Je voulais m’installer près de l’église où il y avait un petit pré très agréable mais je devais auparavant en demander la permission et j’ai rencontré deux hommes un peu plus loin près d’un parc public ma foi très accueillant à la lisière d’une forêt et qui m’ont dit après leur avoir demandé si je pouvais y planter ma tente : «Oh il n’y a pas de raison, mais il vaudrait mieux vous adresser au maire.» – «Et où est le maire ?» – «Au bout du village, là-bas.» – «Et s’il n’est pas chez lui, je ne vais pas faire tout ce chemin pour rien ?» – «Vous pouvez voir la patronne de l’auberge, là, elle est conseillère municipale.». Quand je lui ai demandé l’autorisation de camper au fond du parc, elle m’a dit : «Il faut vous adresser au maire.» – «Ne pouvez-vous pas en prendre l’initiative ?» – «Non, non, c’est le maire.» – «Et où est-il votre maire ?» – «Au bout du village.» – «Bon, et bien je vais laisser mon sac ici.» – «C’est ça.» – «Et si le maire refuse, il faudra que je revienne ici chercher mon sac pour repartir…» À ce moment-là, les deux hommes sont arrivés et je leur ai dit : «Mais il n’y a pas d’inconvénient à ce que je me mette à la lisière du bois ?» – «Non, pas de problème.» – «Bon, et bien merci !». J’aurais mieux fait de ne rien demander…

Si vous étiez conseiller municipal d’une petite commune de campagne et que quelqu’un vous demande en fin de journée s’il peut se mettre dans un coin de pré avec sa tente pour la nuit, lui diriez-vous d’aller voir le maire ?

Personne n’a envie de trop prendre d’initiative.
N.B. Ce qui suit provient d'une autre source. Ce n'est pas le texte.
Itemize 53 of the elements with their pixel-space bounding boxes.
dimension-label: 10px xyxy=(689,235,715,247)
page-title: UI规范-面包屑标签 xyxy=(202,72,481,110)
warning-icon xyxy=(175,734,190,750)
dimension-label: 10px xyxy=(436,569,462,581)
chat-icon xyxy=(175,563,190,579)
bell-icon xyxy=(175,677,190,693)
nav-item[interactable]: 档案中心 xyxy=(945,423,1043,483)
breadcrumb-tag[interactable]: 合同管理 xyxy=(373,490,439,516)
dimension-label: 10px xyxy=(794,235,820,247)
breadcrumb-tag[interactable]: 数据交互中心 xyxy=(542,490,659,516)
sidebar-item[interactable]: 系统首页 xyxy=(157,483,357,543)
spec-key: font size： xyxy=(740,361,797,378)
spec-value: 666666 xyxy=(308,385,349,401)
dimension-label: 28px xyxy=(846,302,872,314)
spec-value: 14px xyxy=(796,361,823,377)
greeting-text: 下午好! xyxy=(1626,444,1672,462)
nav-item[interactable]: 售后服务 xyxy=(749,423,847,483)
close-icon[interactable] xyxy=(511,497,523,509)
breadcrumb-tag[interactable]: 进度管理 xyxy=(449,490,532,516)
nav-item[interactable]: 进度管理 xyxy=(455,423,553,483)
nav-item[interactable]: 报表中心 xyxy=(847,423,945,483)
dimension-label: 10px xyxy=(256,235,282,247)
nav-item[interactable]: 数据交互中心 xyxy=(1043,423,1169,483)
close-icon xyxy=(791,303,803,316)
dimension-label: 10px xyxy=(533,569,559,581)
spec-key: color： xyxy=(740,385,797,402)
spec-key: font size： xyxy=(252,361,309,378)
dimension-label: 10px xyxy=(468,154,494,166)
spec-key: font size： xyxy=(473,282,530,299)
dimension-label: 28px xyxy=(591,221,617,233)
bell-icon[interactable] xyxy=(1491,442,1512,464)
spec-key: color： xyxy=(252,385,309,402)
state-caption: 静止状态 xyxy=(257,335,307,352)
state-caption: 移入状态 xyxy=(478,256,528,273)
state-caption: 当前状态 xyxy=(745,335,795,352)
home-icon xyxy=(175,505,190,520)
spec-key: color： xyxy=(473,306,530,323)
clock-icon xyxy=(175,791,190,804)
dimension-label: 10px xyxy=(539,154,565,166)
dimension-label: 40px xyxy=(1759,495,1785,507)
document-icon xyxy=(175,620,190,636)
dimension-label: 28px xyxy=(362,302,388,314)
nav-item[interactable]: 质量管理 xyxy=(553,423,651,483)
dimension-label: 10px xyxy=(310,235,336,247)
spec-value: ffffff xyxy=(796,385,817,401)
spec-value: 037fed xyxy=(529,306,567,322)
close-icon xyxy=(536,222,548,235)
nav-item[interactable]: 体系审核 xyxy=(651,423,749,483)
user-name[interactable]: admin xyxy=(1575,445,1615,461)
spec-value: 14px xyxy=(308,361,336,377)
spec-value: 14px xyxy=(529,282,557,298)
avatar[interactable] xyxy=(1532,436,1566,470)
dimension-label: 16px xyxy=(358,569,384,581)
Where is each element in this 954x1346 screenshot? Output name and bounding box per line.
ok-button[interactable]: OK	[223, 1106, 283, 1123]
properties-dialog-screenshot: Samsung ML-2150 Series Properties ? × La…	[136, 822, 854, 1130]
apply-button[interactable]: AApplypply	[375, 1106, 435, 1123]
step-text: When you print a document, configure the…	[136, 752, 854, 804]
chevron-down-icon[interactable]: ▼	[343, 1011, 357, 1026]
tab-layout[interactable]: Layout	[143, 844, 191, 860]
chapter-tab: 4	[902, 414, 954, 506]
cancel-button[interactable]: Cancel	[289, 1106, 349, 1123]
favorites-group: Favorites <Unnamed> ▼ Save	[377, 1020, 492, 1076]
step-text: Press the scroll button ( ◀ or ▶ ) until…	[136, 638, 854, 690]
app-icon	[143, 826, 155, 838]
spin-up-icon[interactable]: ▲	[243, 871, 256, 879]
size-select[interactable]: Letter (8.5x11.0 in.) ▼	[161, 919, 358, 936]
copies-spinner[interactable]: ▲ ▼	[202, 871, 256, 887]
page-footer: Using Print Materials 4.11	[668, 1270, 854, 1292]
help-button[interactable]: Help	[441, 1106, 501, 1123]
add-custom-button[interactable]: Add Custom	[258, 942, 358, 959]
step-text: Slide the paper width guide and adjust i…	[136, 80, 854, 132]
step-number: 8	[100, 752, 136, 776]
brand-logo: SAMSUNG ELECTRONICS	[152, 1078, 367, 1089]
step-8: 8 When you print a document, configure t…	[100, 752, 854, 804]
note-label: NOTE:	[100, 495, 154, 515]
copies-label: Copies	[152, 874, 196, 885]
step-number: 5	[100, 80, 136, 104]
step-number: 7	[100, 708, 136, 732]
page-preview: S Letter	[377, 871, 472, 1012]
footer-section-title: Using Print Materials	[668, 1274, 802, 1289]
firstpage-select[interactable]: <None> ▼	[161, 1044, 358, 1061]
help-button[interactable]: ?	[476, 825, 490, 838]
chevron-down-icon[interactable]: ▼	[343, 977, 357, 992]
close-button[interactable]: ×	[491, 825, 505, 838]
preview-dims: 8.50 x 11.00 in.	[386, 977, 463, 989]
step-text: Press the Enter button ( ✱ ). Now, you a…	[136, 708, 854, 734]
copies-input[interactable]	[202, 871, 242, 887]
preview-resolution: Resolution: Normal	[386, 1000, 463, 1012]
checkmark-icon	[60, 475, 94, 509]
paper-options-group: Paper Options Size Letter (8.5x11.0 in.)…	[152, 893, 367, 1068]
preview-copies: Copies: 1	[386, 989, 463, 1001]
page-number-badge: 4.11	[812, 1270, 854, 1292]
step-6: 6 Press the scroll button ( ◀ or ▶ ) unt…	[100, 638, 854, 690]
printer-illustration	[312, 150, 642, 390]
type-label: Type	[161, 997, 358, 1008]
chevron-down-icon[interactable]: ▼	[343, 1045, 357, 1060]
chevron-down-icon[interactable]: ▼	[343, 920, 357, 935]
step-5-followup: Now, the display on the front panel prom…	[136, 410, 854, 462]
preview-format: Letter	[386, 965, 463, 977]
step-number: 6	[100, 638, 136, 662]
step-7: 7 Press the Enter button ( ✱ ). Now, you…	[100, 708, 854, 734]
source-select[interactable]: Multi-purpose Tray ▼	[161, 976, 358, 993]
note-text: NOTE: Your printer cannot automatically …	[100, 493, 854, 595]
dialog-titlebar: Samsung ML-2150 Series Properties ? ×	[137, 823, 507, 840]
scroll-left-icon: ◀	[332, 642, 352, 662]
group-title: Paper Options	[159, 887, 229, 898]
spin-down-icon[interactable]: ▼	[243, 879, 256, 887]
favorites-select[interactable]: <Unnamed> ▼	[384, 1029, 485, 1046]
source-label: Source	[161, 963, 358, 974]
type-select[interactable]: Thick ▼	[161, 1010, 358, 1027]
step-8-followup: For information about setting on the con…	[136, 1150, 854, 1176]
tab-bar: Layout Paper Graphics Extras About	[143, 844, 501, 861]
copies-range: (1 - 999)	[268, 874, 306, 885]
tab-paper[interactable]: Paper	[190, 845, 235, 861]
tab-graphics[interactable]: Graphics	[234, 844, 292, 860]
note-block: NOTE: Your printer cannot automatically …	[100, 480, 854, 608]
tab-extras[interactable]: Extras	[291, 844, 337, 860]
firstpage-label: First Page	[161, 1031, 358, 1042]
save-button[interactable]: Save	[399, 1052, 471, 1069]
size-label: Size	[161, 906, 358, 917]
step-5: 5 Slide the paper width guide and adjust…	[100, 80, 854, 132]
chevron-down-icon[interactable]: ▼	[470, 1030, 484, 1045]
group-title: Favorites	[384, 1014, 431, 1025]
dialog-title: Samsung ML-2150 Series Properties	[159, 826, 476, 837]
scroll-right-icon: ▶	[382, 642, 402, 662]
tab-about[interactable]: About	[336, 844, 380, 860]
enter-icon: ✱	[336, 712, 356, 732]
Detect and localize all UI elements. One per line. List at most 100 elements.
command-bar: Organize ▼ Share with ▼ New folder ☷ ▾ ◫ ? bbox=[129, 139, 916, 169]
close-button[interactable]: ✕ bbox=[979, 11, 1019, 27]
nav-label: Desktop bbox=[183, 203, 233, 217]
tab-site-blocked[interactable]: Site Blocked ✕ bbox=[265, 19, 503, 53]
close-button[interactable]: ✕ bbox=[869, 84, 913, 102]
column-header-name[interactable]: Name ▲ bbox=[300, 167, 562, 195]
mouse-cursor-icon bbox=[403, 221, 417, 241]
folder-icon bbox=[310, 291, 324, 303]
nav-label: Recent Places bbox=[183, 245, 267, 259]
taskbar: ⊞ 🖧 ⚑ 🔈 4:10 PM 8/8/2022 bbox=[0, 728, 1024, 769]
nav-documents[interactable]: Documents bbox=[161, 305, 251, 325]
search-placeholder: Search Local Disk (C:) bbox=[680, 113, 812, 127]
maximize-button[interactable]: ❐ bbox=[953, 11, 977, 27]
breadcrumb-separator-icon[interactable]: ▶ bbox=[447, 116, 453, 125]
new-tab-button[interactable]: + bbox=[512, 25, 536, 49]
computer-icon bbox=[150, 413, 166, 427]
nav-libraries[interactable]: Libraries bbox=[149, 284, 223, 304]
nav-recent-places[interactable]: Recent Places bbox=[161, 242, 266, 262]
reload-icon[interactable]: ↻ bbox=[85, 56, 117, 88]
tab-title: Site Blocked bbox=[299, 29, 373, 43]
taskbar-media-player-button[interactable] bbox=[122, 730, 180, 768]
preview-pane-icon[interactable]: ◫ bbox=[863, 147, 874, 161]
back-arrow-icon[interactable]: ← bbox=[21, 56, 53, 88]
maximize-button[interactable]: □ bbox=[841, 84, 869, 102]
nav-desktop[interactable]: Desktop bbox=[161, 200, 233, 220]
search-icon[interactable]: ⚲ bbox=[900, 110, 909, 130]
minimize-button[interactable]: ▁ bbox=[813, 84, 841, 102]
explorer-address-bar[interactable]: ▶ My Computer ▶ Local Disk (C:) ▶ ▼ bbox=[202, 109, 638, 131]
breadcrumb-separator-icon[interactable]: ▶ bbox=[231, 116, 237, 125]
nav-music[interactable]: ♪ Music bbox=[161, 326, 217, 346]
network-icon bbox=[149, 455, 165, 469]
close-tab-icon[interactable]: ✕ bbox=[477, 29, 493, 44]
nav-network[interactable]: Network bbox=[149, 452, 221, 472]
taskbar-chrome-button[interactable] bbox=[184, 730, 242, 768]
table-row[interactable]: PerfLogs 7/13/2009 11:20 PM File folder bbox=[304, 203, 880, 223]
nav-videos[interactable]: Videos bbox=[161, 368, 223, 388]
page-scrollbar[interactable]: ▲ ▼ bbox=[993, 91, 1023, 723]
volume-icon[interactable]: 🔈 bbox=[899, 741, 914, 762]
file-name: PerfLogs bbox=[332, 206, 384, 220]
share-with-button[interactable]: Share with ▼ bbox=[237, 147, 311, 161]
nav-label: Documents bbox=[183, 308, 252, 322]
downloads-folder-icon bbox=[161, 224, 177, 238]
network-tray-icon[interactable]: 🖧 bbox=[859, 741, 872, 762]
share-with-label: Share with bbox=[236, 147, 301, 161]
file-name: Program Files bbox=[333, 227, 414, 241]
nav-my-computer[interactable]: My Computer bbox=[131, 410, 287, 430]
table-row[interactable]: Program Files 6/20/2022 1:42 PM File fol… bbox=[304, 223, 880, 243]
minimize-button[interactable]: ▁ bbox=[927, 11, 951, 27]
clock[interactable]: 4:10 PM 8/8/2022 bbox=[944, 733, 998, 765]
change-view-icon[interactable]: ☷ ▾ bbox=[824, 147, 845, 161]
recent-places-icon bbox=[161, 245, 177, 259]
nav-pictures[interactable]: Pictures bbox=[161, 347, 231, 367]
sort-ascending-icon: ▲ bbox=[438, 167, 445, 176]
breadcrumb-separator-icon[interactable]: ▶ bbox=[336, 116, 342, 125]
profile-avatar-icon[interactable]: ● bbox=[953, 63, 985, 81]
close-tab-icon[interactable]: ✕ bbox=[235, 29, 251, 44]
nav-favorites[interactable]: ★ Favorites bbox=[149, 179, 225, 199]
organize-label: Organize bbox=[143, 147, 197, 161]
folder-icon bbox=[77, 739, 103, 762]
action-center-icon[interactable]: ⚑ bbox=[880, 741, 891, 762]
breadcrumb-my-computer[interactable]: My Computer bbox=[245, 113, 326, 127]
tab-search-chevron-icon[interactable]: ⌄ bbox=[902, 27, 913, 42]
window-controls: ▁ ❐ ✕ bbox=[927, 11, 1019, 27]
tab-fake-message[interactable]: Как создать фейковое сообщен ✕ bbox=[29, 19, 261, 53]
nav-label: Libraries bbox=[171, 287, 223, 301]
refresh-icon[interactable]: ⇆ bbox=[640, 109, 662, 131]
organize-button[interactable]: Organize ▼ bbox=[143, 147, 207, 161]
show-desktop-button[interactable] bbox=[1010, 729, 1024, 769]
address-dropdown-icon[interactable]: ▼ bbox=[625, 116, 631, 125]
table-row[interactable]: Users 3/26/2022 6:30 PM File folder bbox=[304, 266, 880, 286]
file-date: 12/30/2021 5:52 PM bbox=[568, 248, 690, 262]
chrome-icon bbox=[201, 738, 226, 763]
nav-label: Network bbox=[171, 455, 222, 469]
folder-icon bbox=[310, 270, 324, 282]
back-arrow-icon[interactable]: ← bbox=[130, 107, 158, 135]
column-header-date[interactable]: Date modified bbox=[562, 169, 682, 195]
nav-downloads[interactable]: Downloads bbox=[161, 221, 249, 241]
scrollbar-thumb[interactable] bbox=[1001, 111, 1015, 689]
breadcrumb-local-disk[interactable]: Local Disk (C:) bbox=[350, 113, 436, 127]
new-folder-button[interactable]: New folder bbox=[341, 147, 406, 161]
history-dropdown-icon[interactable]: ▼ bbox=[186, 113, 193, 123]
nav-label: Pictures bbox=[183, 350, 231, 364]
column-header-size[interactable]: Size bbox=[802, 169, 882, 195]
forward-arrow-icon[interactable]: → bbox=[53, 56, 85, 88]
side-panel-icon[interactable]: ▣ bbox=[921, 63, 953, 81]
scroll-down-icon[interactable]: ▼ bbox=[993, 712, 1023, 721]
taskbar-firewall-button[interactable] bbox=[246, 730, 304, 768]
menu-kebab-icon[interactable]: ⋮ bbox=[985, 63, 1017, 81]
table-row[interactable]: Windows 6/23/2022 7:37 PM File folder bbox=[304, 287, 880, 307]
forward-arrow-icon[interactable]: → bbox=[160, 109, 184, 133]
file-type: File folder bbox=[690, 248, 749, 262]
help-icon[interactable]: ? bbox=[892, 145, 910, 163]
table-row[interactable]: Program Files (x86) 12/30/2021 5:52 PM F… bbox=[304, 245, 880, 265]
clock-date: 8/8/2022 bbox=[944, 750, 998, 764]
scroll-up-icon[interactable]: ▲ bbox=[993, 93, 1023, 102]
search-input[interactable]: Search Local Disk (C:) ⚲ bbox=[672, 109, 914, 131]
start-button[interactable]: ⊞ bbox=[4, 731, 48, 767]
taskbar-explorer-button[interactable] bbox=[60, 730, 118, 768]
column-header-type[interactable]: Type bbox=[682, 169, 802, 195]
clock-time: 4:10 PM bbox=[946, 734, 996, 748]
On préfère le fait accompli. Si un clochard s’était couché sur le banc, personne ne se serait occupé de lui. Mais si vous demandez quelque chose à quelqu’un (installer par exemple ma tente à côté du cimetière), aussitôt la machine infernale se met en marche selon une procédure immuable dans le sens hiérarchique le plus strict.

Sans autorisation expresse, sans titre validé, sans chaude couverture, sans recommandation préalable, un agent public s’oppose à toute demande – aussi futile soit-elle – présentée par un inconnu. Sans l’attente, le dossier et la convocation, vous ne pouvez que vous soumettre à l’inertie d’une administration plus soucieuse du respect dû à son représentant que des services qu’elle doit assurer.

Si j’avais respecté la procédure, j’aurais dû faire une demande écrite de campement provisoire dans la commune, avec justificatif, au service d’accueil de la mairie qui m’aurait demandé mon adresse afin qu’on puisse me répondre le moment venu. Administrativement, quelqu’un qui ne sait pas où dormir à sa prochaine nuit est un SDF soumis à une réglementation particulière : il doit dire d’où il vient, où il va, et quelles sont ses ressources … quand il voyage à pied. Car en voiture, vous passez automatiquement dans la catégorie touriste ou affaire et on vous laisse tranquille. Vous pouvez range votre auto au bord du trottoir et y dormir sans problème.

Note

[1] L’enregistrement de la partie antérieure de ce monologue ne s’est pas fait pour d’obscures raisons que j’ignore, peut-être afin de protéger la maréchaussée locale de mes injures intempestives, après une seconde arrestation, qui faillit mal tourner.